Che cos’è l’arte concettuale?

Negli anni 60 del ‘900 l’arte cambia forma, anzi la elimina del tutto. Nasce l’arte concettuale, secondo cui ciò che fa l’opera non è l’opera in sé, ma il concetto che vuole esprimere l’artista. Per questo non viene dato peso all’estetica e alla bellezza visiva dell’opera. Cambia anche la figura dell’artista, che non è più un abile pittore e scultore, ma un abile pensatore.

One and three Chairs

Joseph Kosuth
Tra i più grandi esponenti dell’arte concettuale va sicuramente citato Joseph Kosuth, artista statunitense ancora oggi in attività. La sua opera più famosa è certamente “One and three Chairs”, la quale mette davanti all’osservatore una sedia vera e propria, la riproduzione grafica della sedia e la definizione della parola “sedia” sul vocabolario.

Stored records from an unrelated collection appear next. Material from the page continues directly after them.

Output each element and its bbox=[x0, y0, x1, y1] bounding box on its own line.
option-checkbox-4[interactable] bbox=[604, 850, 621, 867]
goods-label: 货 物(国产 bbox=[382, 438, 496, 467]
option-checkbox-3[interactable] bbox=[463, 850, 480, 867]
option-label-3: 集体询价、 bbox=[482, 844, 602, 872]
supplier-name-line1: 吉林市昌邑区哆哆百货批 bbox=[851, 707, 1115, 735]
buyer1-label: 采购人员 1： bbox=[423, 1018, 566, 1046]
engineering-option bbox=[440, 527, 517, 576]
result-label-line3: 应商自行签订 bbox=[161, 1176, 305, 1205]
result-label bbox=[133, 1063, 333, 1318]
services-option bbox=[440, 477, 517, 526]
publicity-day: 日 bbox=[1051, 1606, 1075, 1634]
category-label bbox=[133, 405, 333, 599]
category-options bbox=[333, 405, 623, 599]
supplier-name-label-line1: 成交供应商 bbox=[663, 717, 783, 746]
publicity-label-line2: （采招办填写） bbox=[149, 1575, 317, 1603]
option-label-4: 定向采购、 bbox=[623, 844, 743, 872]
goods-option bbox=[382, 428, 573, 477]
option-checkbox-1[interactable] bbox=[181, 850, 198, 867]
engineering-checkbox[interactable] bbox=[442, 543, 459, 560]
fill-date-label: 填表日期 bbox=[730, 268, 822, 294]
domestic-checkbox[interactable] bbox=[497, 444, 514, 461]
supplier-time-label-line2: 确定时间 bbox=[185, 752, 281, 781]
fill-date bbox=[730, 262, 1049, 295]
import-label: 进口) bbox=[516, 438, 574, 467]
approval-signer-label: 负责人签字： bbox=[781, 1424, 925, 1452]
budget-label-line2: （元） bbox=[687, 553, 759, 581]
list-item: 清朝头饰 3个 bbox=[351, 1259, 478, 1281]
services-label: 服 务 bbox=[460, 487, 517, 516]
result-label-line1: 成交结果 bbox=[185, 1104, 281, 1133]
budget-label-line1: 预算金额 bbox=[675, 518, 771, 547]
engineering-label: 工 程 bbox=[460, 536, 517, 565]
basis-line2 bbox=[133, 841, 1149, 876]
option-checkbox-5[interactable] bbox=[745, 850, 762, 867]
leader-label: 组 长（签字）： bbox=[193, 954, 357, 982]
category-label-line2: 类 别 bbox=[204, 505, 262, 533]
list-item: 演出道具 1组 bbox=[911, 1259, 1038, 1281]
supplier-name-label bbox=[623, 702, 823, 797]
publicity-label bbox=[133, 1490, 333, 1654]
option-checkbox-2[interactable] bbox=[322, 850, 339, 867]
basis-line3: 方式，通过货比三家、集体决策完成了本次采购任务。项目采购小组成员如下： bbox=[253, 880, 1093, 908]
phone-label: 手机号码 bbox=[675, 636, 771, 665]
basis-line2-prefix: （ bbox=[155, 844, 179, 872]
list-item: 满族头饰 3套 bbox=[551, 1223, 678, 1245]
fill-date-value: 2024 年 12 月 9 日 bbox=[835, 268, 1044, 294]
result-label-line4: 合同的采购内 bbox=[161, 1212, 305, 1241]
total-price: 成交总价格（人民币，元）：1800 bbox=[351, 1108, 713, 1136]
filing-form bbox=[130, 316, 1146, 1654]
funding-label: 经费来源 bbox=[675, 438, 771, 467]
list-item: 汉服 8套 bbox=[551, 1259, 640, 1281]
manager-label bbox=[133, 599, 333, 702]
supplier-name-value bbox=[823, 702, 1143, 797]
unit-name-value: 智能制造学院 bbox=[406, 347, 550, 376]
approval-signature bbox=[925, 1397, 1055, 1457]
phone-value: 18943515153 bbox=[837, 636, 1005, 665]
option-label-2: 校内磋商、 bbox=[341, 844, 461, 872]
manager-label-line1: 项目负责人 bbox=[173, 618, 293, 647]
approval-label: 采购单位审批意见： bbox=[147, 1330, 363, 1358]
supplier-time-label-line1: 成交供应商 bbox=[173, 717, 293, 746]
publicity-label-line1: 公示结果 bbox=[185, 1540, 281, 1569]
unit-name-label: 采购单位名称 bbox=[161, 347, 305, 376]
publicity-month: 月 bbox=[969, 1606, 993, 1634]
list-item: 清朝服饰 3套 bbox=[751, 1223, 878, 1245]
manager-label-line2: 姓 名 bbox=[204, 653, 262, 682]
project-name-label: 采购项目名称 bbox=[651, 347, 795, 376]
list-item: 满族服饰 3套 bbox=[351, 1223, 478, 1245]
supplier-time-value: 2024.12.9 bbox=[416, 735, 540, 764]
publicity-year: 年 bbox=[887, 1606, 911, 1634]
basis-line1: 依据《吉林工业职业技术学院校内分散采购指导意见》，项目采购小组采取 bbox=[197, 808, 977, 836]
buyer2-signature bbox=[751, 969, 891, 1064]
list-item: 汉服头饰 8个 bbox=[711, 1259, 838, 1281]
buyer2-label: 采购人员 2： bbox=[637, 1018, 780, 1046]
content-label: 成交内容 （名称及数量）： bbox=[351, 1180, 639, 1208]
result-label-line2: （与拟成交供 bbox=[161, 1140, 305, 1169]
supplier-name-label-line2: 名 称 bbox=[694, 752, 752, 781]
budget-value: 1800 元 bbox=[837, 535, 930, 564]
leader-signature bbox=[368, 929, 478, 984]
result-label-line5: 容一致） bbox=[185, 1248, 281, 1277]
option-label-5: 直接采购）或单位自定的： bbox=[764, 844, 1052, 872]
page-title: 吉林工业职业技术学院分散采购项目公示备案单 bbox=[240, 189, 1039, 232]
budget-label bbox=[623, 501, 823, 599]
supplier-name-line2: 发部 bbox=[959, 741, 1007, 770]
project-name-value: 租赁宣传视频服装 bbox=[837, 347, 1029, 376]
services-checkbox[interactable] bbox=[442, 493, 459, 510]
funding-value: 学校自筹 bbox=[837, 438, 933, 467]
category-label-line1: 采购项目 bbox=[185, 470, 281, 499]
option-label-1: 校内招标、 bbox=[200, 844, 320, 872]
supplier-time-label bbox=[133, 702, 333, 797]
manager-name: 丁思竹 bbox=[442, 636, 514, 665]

Che concetto esprime l’opera?
Il concetto che quest’opera vuole comunicare rimanda alla filosofia di Platone, secondo cui l’idea è la perfezione, e in questo caso la definizione di sedia rappresenterebbe l’idea. Poi affianco c’è la sedia in sé, che è una copia dell’idea e quindi non è perfetta, e infine c’è la riproduzione grafica della sedia, che sarebbe una copia della copia e dunque ancora più imperfetta.

Michelangelo
Anche se questo tipo di arte era già stato sperimentato ben 400 anni prima, da uno dei Maestri dell’arte: Michelangelo Buonarroti. Secondo Michelangelo, rappresentare un corpo, quindi la bellezza esteriore in modo eccelso, portava l’artista a rappresentare anche la bellezza spirituale dell’opera. Infatti ciò che contraddistingue Michelangelo è proprio la bellezza dei corpi rappresentati, basti vedere il “David” in scultura o “Il Giudizio Universale” in pittura.

Atlante

Bellezza spirituale
Negli ultimi anni di vita, Michelangelo cambia completamente opinione; inizia a pensare che in realtà la bellezza esteriore distolga l’uomo dalla spiritualità, e proprio per questo motivo considera dannata la propria anima. Ciò lo possiamo notare nelle sue opere non finite, come ad esempio il prigioniero “Atlante” o la “Pietà Rondanini”, in cui Michelangelo, da vero concettualista, non cura l’aspetto fisico dell’opera ma si occupa di quello concettuale. Ad esempio, Atlante incastrato nella pietra dà una sensazione di prigionia e di assenza di libertà.

I non finiti di Michelangelo fanno capire la sua immensità e come sia riuscito ad anticipare la storia dell’arte di ben 400 anni rimanendo sempre attuale.